Fluoryl-9-triethylanammonium Salts.–Bromofluorene (6.1g.), triethylamine (6 c.c.), and alcohol (15 c.c.) were heated together under reflux on the steam-bath for 3 hours. The quaternary ammonium bromide wag precipitated by addition of ether, redissolved in alcohol, and reprecipitated with ether.
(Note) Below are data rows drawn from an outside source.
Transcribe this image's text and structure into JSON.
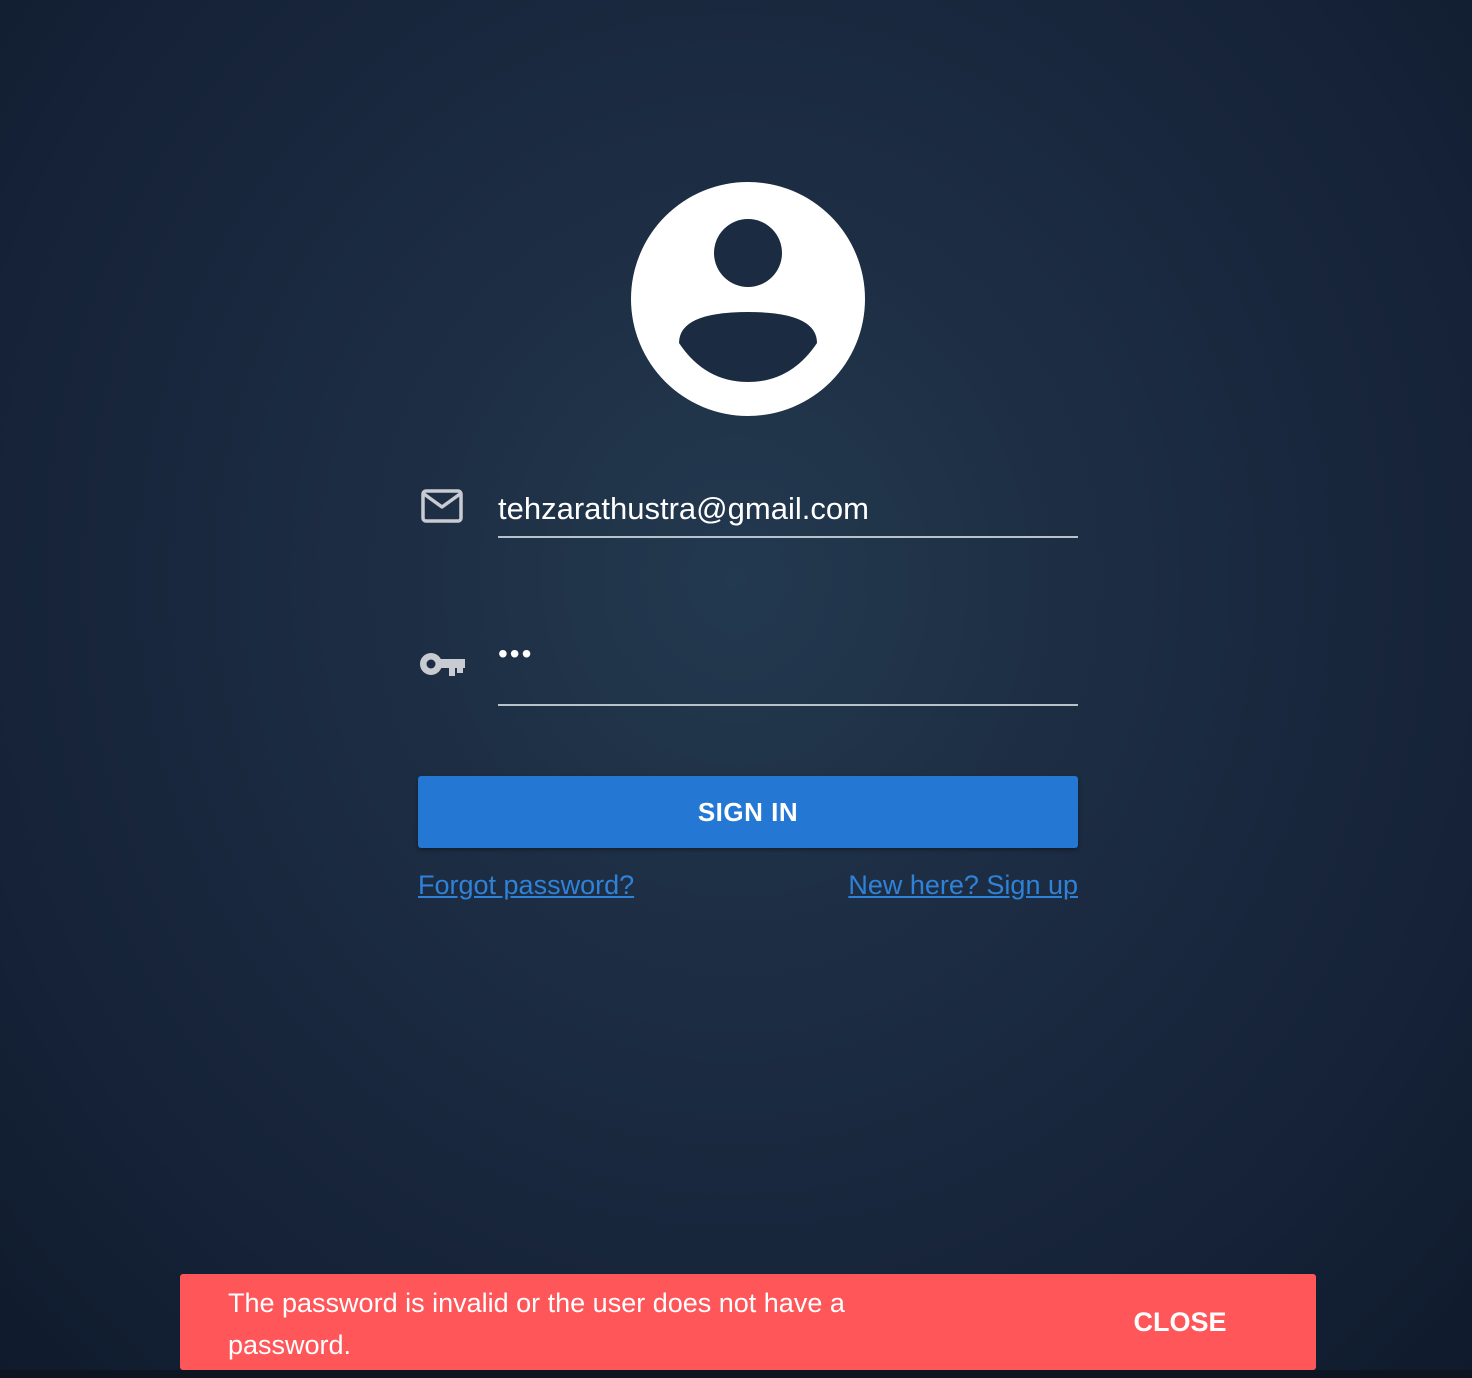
{
  "login": {
    "avatar_icon": "account-circle-icon",
    "email": {
      "icon": "mail-icon",
      "value": "tehzarathustra@gmail.com"
    },
    "password": {
      "icon": "key-icon",
      "value": "•••"
    },
    "sign_in_label": "SIGN IN",
    "forgot_password_label": "Forgot password?",
    "sign_up_label": "New here? Sign up"
  },
  "snackbar": {
    "message": "The password is invalid or the user does not have a password.",
    "close_label": "CLOSE",
    "color": "#fe5659"
  },
  "colors": {
    "primary": "#2477d2",
    "link": "#2f82d8",
    "background": "#1c2c42"
  }
}
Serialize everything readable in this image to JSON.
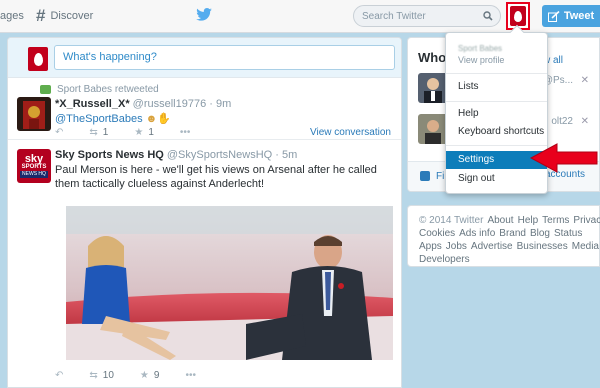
{
  "topbar": {
    "nav_pages": "ages",
    "nav_discover": "Discover",
    "search_placeholder": "Search Twitter",
    "tweet_button": "Tweet"
  },
  "composer": {
    "placeholder": "What's happening?"
  },
  "tweets": [
    {
      "retweeted_by": "Sport Babes retweeted",
      "name": "*X_Russell_X*",
      "handle": "@russell19776",
      "time": "· 9m",
      "text": "@TheSportBabes",
      "retweets": "1",
      "favorites": "1",
      "view_conversation": "View conversation"
    },
    {
      "name": "Sky Sports News HQ",
      "handle": "@SkySportsNewsHQ",
      "time": "· 5m",
      "text": "Paul Merson is here - we'll get his views on Arsenal after he called them tactically clueless against Anderlecht!",
      "retweets": "10",
      "favorites": "9",
      "avatar_text": [
        "sky",
        "SPORTS",
        "NEWS HQ"
      ]
    }
  ],
  "who_to_follow": {
    "title": "Who",
    "view_all": "w all",
    "users": [
      {
        "handle": "@Ps..."
      },
      {
        "handle": "olt22"
      }
    ],
    "find_friends": "Fi",
    "accounts": "r accounts"
  },
  "footer": {
    "links": [
      "© 2014 Twitter",
      "About",
      "Help",
      "Terms",
      "Privacy",
      "Cookies",
      "Ads info",
      "Brand",
      "Blog",
      "Status",
      "Apps",
      "Jobs",
      "Advertise",
      "Businesses",
      "Media",
      "Developers"
    ]
  },
  "dropdown": {
    "name_blurred": "Sport Babes",
    "view_profile": "View profile",
    "items": [
      "Lists",
      "Help",
      "Keyboard shortcuts",
      "Settings",
      "Sign out"
    ],
    "active": "Settings"
  },
  "colors": {
    "accent": "#4aa3df",
    "link": "#2b7bb9",
    "highlight": "#0d7dba",
    "annotation_red": "#e8001c"
  }
}
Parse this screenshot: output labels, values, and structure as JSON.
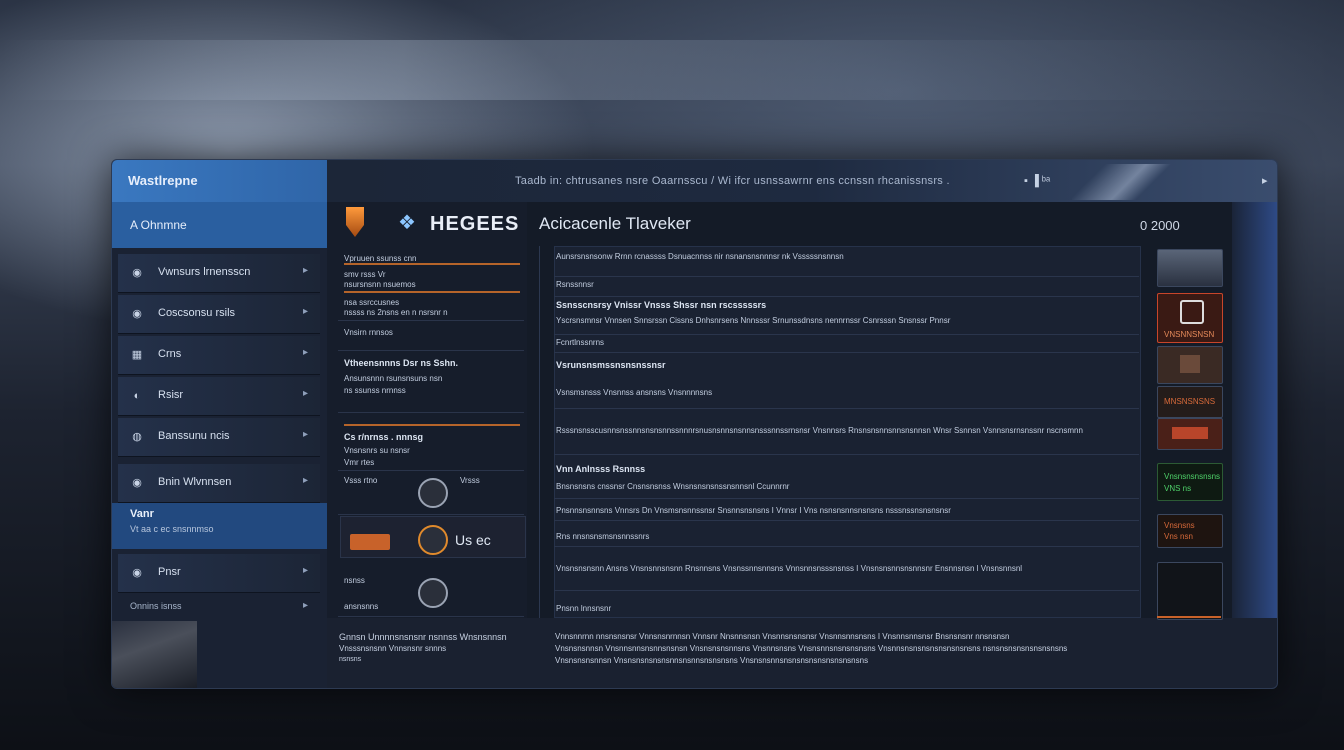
{
  "window": {
    "brand": "Wastlrepne",
    "title_text": "Taadb  in:  chtrusanes nsre Oaarnsscu /  Wi  ifcr usnssawrnr  ens  ccnssn  rhcanissnsrs .",
    "tb_icons": "▪  ▐ ᵇᵃ"
  },
  "sidebar": {
    "header": "A Ohnmne",
    "items": [
      {
        "icon": "◉",
        "label": "Vwnsurs lrnensscn"
      },
      {
        "icon": "◉",
        "label": "Coscsonsu rsils"
      },
      {
        "icon": "▦",
        "label": "Crns"
      },
      {
        "icon": "◐",
        "label": "Rsisr"
      },
      {
        "icon": "◍",
        "label": "Banssunu ncis"
      },
      {
        "icon": "◉",
        "label": "Bnin Wlvnnsen"
      }
    ],
    "highlight": {
      "title": "Vanr",
      "subtitle": "Vt  aa c ec snsnnmso"
    },
    "extra_items": [
      {
        "icon": "◉",
        "label": "Pnsr"
      }
    ],
    "last": "Onnins  isnss"
  },
  "header": {
    "logo_word": "HEGEES",
    "app_title": "Acicacenle Tlaveker",
    "counter": "0  2000"
  },
  "mid": {
    "block1": [
      "Vpruuen ssunss cnn",
      "smv  rsss  Vr",
      "nsursnsnn nsuemos",
      "nsa ssrccusnes",
      "nssss  ns  2nsns  en n nsrsnr n",
      "Vnsirn rnnsos"
    ],
    "block2_title": "Vtheensnnns Dsr ns Sshn.",
    "block2_lines": [
      "Ansunsnnn  rsunsnsuns  nsn",
      "ns  ssunss   nrnnss"
    ],
    "block3_title": "Cs  r/nrnss  .  nnnsg",
    "block3_lines": [
      "Vnsnsnrs su nsnsr",
      "Vmr rtes"
    ],
    "block4_left": "Vsss  rtno",
    "block4_right": "Vrsss",
    "orange_label": "Us ec",
    "block5_lines": [
      "nsnss",
      "ansnsnns"
    ]
  },
  "main": {
    "r1": "Aunsrsnsnsonw  Rrnn  rcnassss  Dsnuacnnss  nir  nsnansnsnnnsr  nk  Vsssssnsnnsn",
    "r2": "Rsnssnnsr",
    "r3_title": "Ssnsscnsrsy  Vnissr  Vnsss  Shssr   nsn rscsssssrs",
    "r3_sub": "Yscrsnsmnsr  Vnnsen  Snnsrssn  Cissns  Dnhsnrsens  Nnnsssr  Srnunssdnsns  nennrnssr  Csnrsssn  Snsnssr  Pnnsr",
    "r4": "Fcnrtlnssnrns",
    "r5_title": "Vsrunsnsmssnsnsnssnsr",
    "r5_sub": "Vsnsmsnsss  Vnsnnss  ansnsns  Vnsnnnnsns",
    "r6": "Rsssnsnsscusnnsnssnnsnsnsnnssnnnrsnusnsnnsnsnnsnsssnnssrnsnsr  Vnsnnsrs  Rnsnsnsnnsnnsnsnnsn  Wnsr Ssnnsn  Vsnnsnsrnsnssnr  nscnsmnn",
    "r7_title": "Vnn  Anlnsss  Rsnnss",
    "r7_sub": "Bnsnsnsns  cnssnsr  Cnsnsnsnss  Wnsnsnsnsnssnsnnsnl  Ccunnrnr",
    "r8": "Pnsnnsnsnnsns  Vnnsrs  Dn  Vnsmsnsnnssnsr  Snsnnsnsnsns  I  Vnnsr  I  Vns  nsnsnsnnsnsnsns  nsssnssnsnsnsnsr",
    "r9": "Rns  nnsnsnsmsnsnnssnrs",
    "r10": "Vnsnsnsnsnn  Ansns  Vnsnsnnsnsnn  Rnsnnsns  Vnsnssnnsnnsns  Vnnsnnsnsssnsnss  I  Vnsnsnsnnsnsnnsnr  Ensnnsnsn  l  Vnsnsnnsnl",
    "r11": "Pnsnn lnnsnsnr"
  },
  "footer": {
    "left_line1": "Gnnsn  Unnnnsnsnsnr  nsnnss  Wnsnsnnsn",
    "left_line2": "Vnsssnsnsnn  Vnnsnsnr  snnns",
    "left_line3": "nsnsns",
    "right_line1": "Vnnsnnrnn  nnsnsnsnsr  Vnnsnsnrnnsn  Vnnsnr  Nnsnnsnsn  Vnsnnsnsnsnsr  Vnsnnsnnsnsns  I  Vnsnnsnnsnsr  Bnsnsnsnr  nnsnsnsn",
    "right_line2": "Vnsnsnsnnsn  Vnsnnsnnsnsnnsnsnsn  Vnsnsnsnsnnsns  Vnsnnsnsns  Vnsnsnnsnsnsnsnsns  Vnsnnsnsnsnsnsnsnsnsnsns  nsnsnsnsnsnsnsnsnsns",
    "right_line3": "Vnsnsnsnsnnsn  Vnsnsnsnsnsnsnnsnsnnsnsnsnsns  Vnsnsnsnnsnsnsnsnsnsnsnsnsnsns"
  },
  "right_panel": {
    "thumb2_caption": "VNSNNSNSN",
    "thumb4_caption": "MNSNSNSNS",
    "thumb6_caption": "Vnsnsnsnsnsns",
    "thumb6_sub": "VNS  ns",
    "thumb7_caption": "Vnsnsns",
    "thumb7_sub": "Vns  nsn"
  },
  "colors": {
    "accent_blue": "#2f65a8",
    "accent_orange": "#c8622a",
    "accent_green": "#4fd36a",
    "accent_red": "#c8452a"
  }
}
The picrate, prepared from the bromide and aqueous sodium picrate, crystallised from alcohol in plates, m.p. 166o (Found: C, 60.5; H, 5.2. C25H26O7N4 requires C, 60.7; H, 5.3%).
Decmposition of Fluoryl-9-triethylammonium Hydroxide.–The purple solution of the hydroxide was distilled as in the preceding case, with parallel results except that diethyl-9-fluorylamine was not obtained. Triethylamine picrate had m.p. 175o (Jerusalem, J., 1909, 95, 1281, records 173o ). Bis-oo'-diphenylylene-ethylene (Found: C, 94.7; H, 5.0%) had m.p. and mixed m.p. 189–190o , i.e., 194–195o corr. (Graebe and Maritz, Annalen, 1896, 290, 241, record 187–188o corr.).